Açoriano Oriental
Açores/Eleições: Conselho de Ilha do Faial repete reivindicações na próxima legislatura

O Conselho de Ilha do Faial vai manter, na próxima legislatura, o caderno reivindicativo que apresentou ao Governo dos Açores na última visita estatutária à ilha, no final de junho, havendo ainda "temas pendentes".

Açores/Eleições: Conselho de Ilha do Faial repete reivindicações na próxima legislatura

Autor: AO Online/ Lusa

"Continuamos sem resposta para algumas obras fundamentais para a ilha como a ampliação da pista do Aeroporto da Horta, a segunda fase da variante, a reabilitação do porto comercial ou a recuperação das termas do Varadouro", disse à agência Lusa o presidente do Conselho de Ilha do Faial, Guilherme Pinto, no âmbito das eleições legislativas regionais, agendadas para 25 de outubro.

Segundo explicou, o Conselho de Ilha só deixou cair a reivindicação do reforço das ligações aéreas entre Lisboa e a Horta, que tem sido também uma exigência frequente das forças vivas locais, apenas porque a pandemia da covid-19 alterou por completo o mercado da aviação comercial em todo o mundo.

"Apenas em relação à repavimentação das estradas regionais é que se tem visto alguma evolução recentemente", adiantou Guilherme Pinto, referindo-se à obra de repavimentação da denominada "estrada do mato" entre o Largo Jaime de Melo, na freguesia dos Flamengos, e o alto da Ribeira do Cabo, na freguesia do Capelo", e ainda o arranque do novo quartel de bombeiros do Faial.

O presidente do Conselho de Ilha do Faial lembra, ainda assim, que algumas destas obras são reivindicadas "há mais de 12 anos", e que, surgem, por isso, com algum tempo de atraso em relação à data em que deviam ter sido concretizadas.
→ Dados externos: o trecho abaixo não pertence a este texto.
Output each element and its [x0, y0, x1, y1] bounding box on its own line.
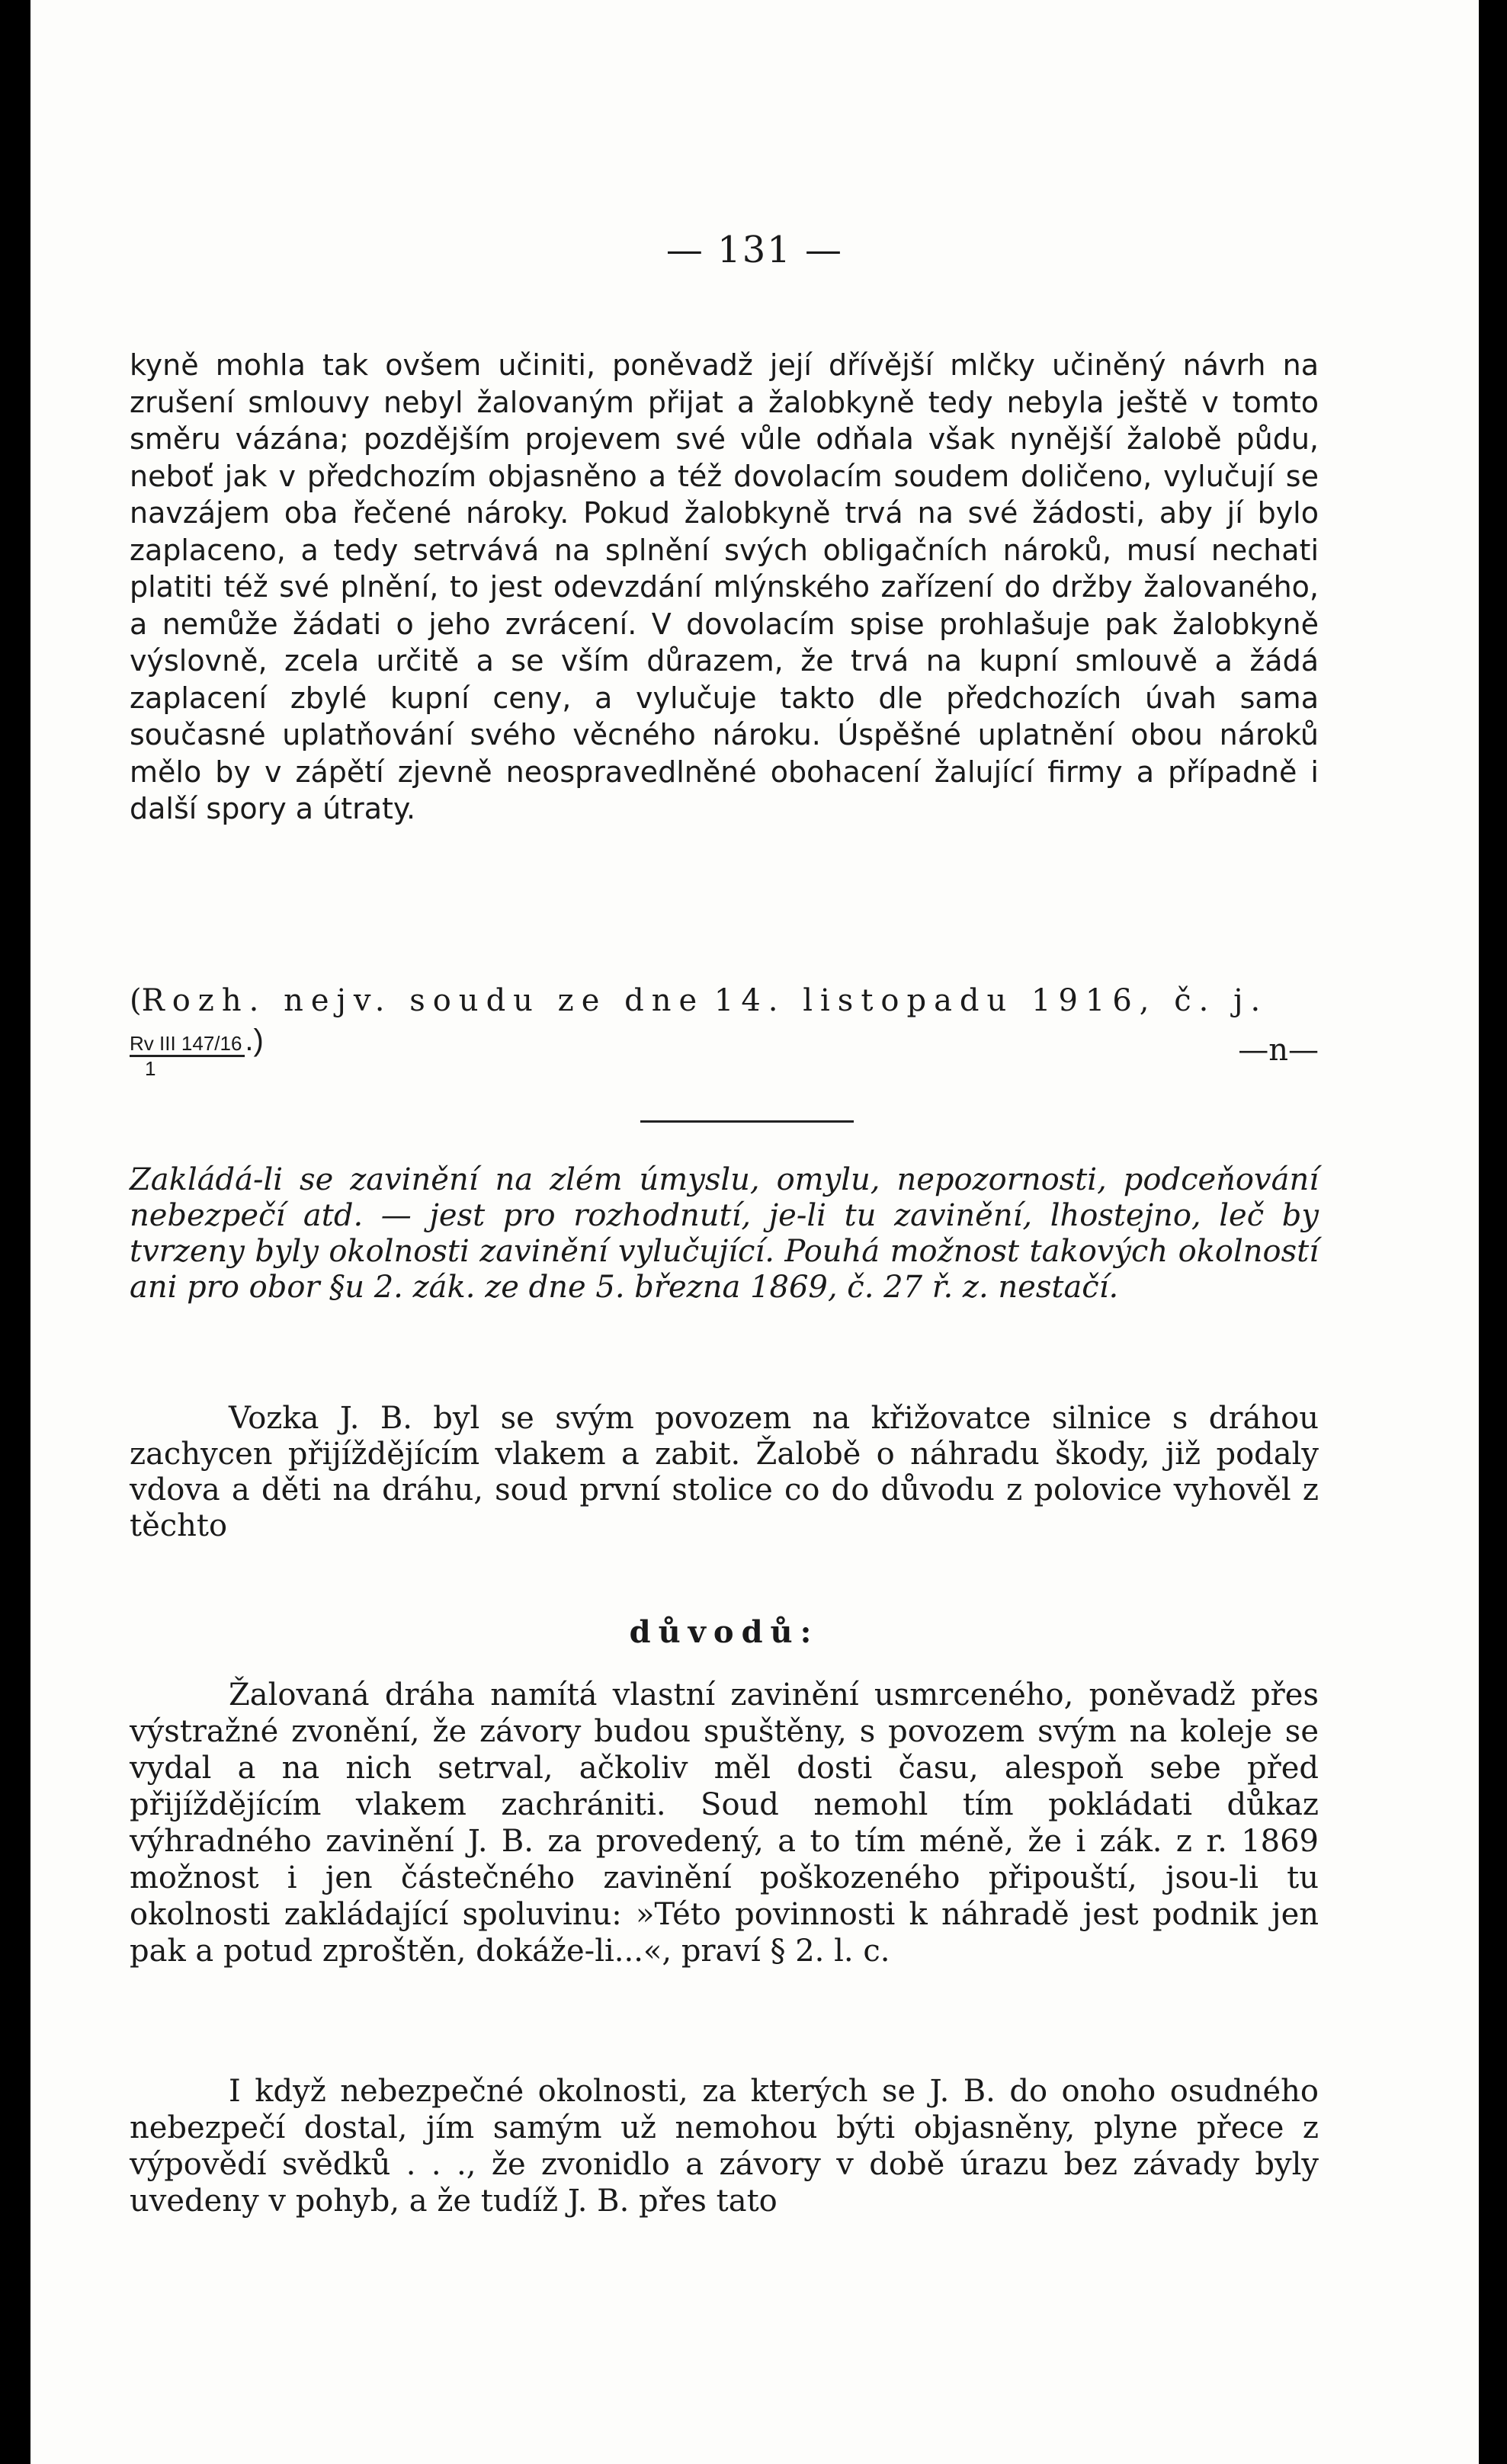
citation-date: 14. listopadu 1916, č. j.	[713, 983, 1268, 1018]
citation-line	[130, 983, 1319, 1018]
paragraph-reasons: Žalovaná dráha namítá vlastní zavinění usmrceného, poněvadž přes výstražné zvonění, že závory budou spuštěny, s povozem svým na koleje se vydal a na nich setrval, ačkoliv měl dosti času, alespoň sebe před přijíždějícím vlakem zachrániti. Soud nemohl tím pokládati důkaz výhradného zavinění J. B. za provedený, a to tím méně, že i zák. z r. 1869 možnost i jen částečného zavinění poškozeného připouští, jsou-li tu okolnosti zakládající spoluvinu: »Této povinnosti k náhradě jest podnik jen pak a potud zproštěn, dokáže-li...«, praví § 2. l. c.	[130, 1677, 1319, 1969]
page-number: — 131 —	[665, 229, 844, 271]
author-signature: —n—	[1238, 1033, 1319, 1068]
headnote: Zakládá-li se zavinění na zlém úmyslu, omylu, nepozornosti, podceňování nebezpečí atd. — jest pro rozhodnutí, je-li tu zavinění, lhostejno, leč by tvrzeny byly okolnosti zavinění vylučující. Pouhá možnost takových okolností ani pro obor §u 2. zák. ze dne 5. března 1869, č. 27 ř. z. nestačí.	[130, 1162, 1319, 1305]
citation-open: (	[130, 983, 142, 1018]
section-divider	[640, 1120, 854, 1123]
citation-court: Rozh. nejv. soudu ze dne	[141, 983, 705, 1018]
paragraph-witnesses: I když nebezpečné okolnosti, za kterých se J. B. do onoho osudného nebezpečí dostal, jím samým už nemohou býti objasněny, plyne přece z výpovědí svědků . . ., že zvonidlo a závory v době úrazu bez závady byly uvedeny v pohyb, a že tudíž J. B. přes tato	[130, 2074, 1319, 2219]
paragraph-facts: Vozka J. B. byl se svým povozem na křižovatce silnice s dráhou zachycen přijíždějícím vlakem a zabit. Žalobě o náhradu škody, již podaly vdova a děti na dráhu, soud první stolice co do důvodu z polovice vyhověl z těchto	[130, 1401, 1319, 1543]
citation-reference	[130, 1024, 264, 1080]
reasons-heading: důvodů:	[629, 1614, 819, 1650]
citation-close: .)	[245, 1024, 264, 1057]
paragraph-continuation: kyně mohla tak ovšem učiniti, poněvadž její dřívější mlčky učiněný návrh na zrušení smlouvy nebyl žalovaným přijat a žalobkyně tedy nebyla ještě v tomto směru vázána; pozdějším projevem své vůle odňala však nynější žalobě půdu, neboť jak v předchozím objasněno a též dovolacím soudem doličeno, vylučují se navzájem oba řečené nároky. Pokud žalobkyně trvá na své žádosti, aby jí bylo zaplaceno, a tedy setrvává na splnění svých obligačních nároků, musí nechati platiti též své plnění, to jest odevzdání mlýnského zařízení do držby žalovaného, a nemůže žádati o jeho zvrácení. V dovolacím spise prohlašuje pak žalobkyně výslovně, zcela určitě a se vším důrazem, že trvá na kupní smlouvě a žádá zaplacení zbylé kupní ceny, a vylučuje takto dle předchozích úvah sama současné uplatňování svého věcného nároku. Úspěšné uplatnění obou nároků mělo by v zápětí zjevně neospravedlněné obohacení žalující firmy a případně i další spory a útraty.	[130, 348, 1319, 825]
citation-ref-denominator: 1	[145, 1057, 156, 1080]
page	[30, 0, 1479, 2464]
citation-ref-numerator: Rv III 147/16	[130, 1032, 245, 1057]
Apesar de ser da mesma cor política que o atual Governo, o socialista tem sido uma voz crítica em relação ao desempenho do executivo socialista na ilha, lamentando também a falta de resposta governamental aos ofícios enviados pelo Conselho de Ilha.
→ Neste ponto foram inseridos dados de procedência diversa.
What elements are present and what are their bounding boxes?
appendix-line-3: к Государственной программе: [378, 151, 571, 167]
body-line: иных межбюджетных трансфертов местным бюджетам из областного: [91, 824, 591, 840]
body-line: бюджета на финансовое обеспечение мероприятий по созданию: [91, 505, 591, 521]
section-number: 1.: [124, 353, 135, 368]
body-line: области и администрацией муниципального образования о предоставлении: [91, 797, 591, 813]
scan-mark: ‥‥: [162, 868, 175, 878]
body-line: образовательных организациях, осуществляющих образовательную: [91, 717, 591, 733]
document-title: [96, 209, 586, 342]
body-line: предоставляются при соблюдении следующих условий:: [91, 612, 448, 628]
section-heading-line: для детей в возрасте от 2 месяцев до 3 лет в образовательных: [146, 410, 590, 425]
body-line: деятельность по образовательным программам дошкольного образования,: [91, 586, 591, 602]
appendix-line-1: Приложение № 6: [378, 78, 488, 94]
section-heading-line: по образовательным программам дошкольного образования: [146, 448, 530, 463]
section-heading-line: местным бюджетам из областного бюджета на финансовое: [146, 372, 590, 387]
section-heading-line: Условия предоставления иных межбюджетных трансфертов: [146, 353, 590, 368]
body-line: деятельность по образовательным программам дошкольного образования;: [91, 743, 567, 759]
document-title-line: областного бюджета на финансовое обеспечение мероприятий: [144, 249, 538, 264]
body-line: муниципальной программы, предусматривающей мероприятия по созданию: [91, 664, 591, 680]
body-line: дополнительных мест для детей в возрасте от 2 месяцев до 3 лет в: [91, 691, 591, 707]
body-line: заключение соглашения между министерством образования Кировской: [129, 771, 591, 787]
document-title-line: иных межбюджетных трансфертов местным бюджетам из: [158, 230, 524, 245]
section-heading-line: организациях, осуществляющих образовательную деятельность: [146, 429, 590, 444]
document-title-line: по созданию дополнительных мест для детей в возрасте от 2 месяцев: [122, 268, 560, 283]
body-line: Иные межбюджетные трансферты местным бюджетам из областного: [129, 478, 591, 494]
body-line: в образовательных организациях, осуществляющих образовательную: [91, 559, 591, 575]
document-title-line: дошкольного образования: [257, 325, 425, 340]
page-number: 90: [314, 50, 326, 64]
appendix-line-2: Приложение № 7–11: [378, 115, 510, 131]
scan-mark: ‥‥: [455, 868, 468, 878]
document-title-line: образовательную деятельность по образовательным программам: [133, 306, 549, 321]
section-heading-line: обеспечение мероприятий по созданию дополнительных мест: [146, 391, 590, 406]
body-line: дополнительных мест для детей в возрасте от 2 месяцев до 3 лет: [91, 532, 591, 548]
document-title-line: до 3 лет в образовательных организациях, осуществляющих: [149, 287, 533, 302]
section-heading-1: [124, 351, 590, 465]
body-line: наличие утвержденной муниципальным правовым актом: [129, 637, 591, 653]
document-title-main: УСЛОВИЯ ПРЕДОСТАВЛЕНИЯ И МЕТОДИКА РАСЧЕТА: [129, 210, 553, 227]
O Conselho de Ilha é um órgão consultivo do Governo dos Açores composto pelos presidentes das câmaras e assembleias municipais da ilha, por quatro membros eleitos por cada assembleia municipal, por três presidentes de junta de freguesia e um representante do Governo Regional (sem direito a voto).
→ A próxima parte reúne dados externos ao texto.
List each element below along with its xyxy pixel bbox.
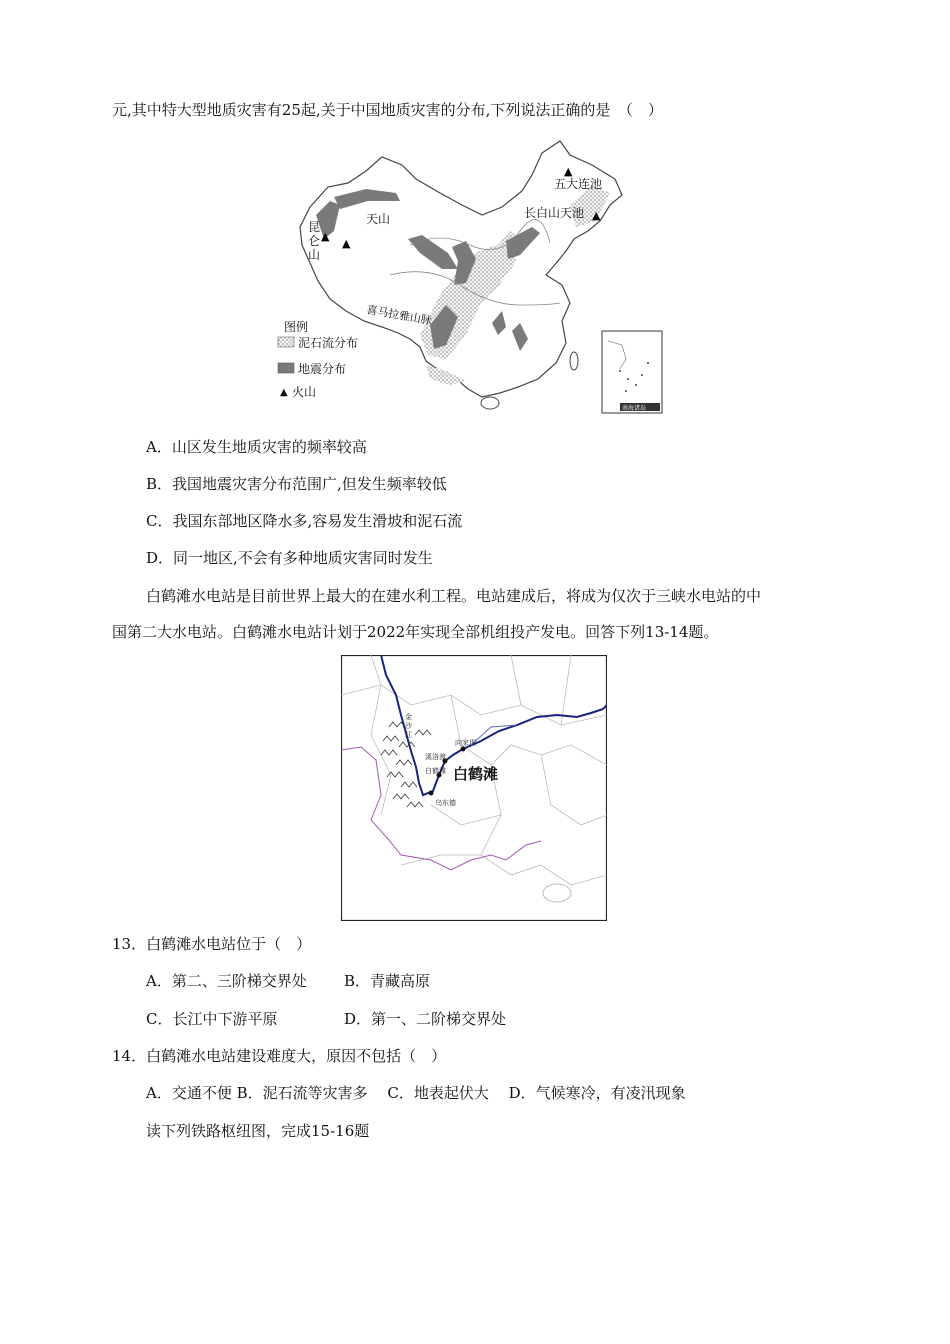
label-baihetan: 白鹤滩 [453, 765, 499, 783]
label-jinsha-3: 江 [405, 731, 412, 739]
question-14-stem: 14．白鹤滩水电站建设难度大，原因不包括（ ） [112, 1047, 447, 1065]
legend-title: 图例 [284, 320, 309, 334]
q12-option-b: B．我国地震灾害分布范围广,但发生频率较低 [146, 475, 447, 493]
volcano-icon: ▲ [342, 237, 351, 250]
label-wudongde: 乌东德 [435, 799, 456, 807]
baihetan-map [341, 655, 607, 921]
volcano-icon: ▲ [564, 165, 573, 178]
q13-option-d: D．第一、二阶梯交界处 [344, 1010, 507, 1028]
label-xiangjiaba: 向家坝 [455, 739, 476, 747]
q14-options: A．交通不便 B．泥石流等灾害多 C．地表起伏大 D．气候寒冷，有凌汛现象 [146, 1084, 686, 1102]
legend-mudflow: 泥石流分布 [298, 336, 359, 350]
south-china-sea-inset [602, 331, 662, 413]
label-kunlun-1: 昆 [308, 220, 321, 234]
question-12-stem: 元,其中特大型地质灾害有25起,关于中国地质灾害的分布,下列说法正确的是 （ ） [112, 101, 663, 119]
legend-volcano-icon: ▲ [280, 387, 288, 398]
q13-option-a: A．第二、三阶梯交界处 [146, 972, 307, 990]
q12-option-a: A．山区发生地质灾害的频率较高 [146, 438, 367, 456]
legend-earthquake: 地震分布 [298, 362, 347, 376]
dam-xiangjiaba [461, 747, 466, 752]
legend-volcano: 火山 [292, 385, 317, 399]
question-13-stem: 13．白鹤滩水电站位于（ ） [112, 935, 312, 953]
label-himalaya: 喜马拉雅山脉 [365, 303, 433, 328]
q12-option-d: D．同一地区,不会有多种地质灾害同时发生 [146, 549, 433, 567]
label-jinsha-2: 沙 [405, 722, 412, 730]
china-hazard-map [270, 135, 670, 417]
label-baihetan-small: 白鹤滩 [425, 767, 446, 775]
label-kunlun-2: 仑 [308, 234, 321, 248]
volcano-icon: ▲ [592, 209, 601, 222]
label-xiluodu: 溪洛渡 [425, 753, 446, 761]
passage-line-2: 国第二大水电站。白鹤滩水电站计划于2022年实现全部机组投产发电。回答下列13-14题。 [112, 623, 719, 641]
dam-wudongde [429, 791, 434, 796]
volcano-icon: ▲ [321, 230, 330, 243]
legend-earthquake-swatch [278, 363, 294, 373]
next-section-prompt: 读下列铁路枢纽图，完成15-16题 [146, 1122, 370, 1140]
q13-option-b: B．青藏高原 [344, 972, 431, 990]
legend-mudflow-swatch [278, 337, 294, 347]
label-wudalianchi: 五大连池 [554, 177, 603, 191]
label-changbaishan: 长白山天池 [524, 206, 585, 220]
q13-option-c: C．长江中下游平原 [146, 1010, 278, 1028]
passage-line-1: 白鹤滩水电站是目前世界上最大的在建水利工程。电站建成后，将成为仅次于三峡水电站的中 [146, 587, 762, 605]
q12-option-c: C．我国东部地区降水多,容易发生滑坡和泥石流 [146, 512, 463, 530]
label-tianshan: 天山 [366, 212, 391, 226]
label-nanhai: 南海诸岛 [622, 405, 647, 412]
label-jinsha-1: 金 [405, 713, 412, 721]
label-kunlun-3: 山 [308, 248, 321, 262]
No Conselho, têm ainda assento dois representantes do setor empresarial, dos movimentos sindicais e das associações agrícolas.

Têm direito a um representante as Instituições Particulares de Solidariedade Social, as associações ambientais não governamentais e as associações de defesa da igualdade de género nas ilhas em que estas tenham sede.

Os deputados eleitos pelo círculo eleitoral da ilha podem participar nas reuniões, mas sem direito a voto, tal como os deputados eleitos pelo círculo de compensação, que podem participar nos conselhos da ilha da sua residência oficial.

Nas anteriores legislativas açorianas, em 2016, o PS venceu com 46,4% dos votos, o que se traduziu em 30 mandatos no parlamento regional, contra 30,89% do segundo partido mais votado, o PSD, com 19 mandatos, e 7,1% do CDS-PP (quatro mandatos).

O BE, com 3,6%, obteve dois mandatos, a coligação PCP/PEV, com 2,6%, um, e o PPM, com 0,93% dos votos expressos, também um.

Nas eleições regionais açorianas existem nove círculos eleitorais, um por cada ilha, mais um círculo regional de compensação que reúne os votos que não foram aproveitados para a eleição de parlamentares nos círculos de ilha.

O PS governa a região há 24 anos, tendo sido antecedido pelo PSD, que liderou o executivo regional entre 1976 e 1996.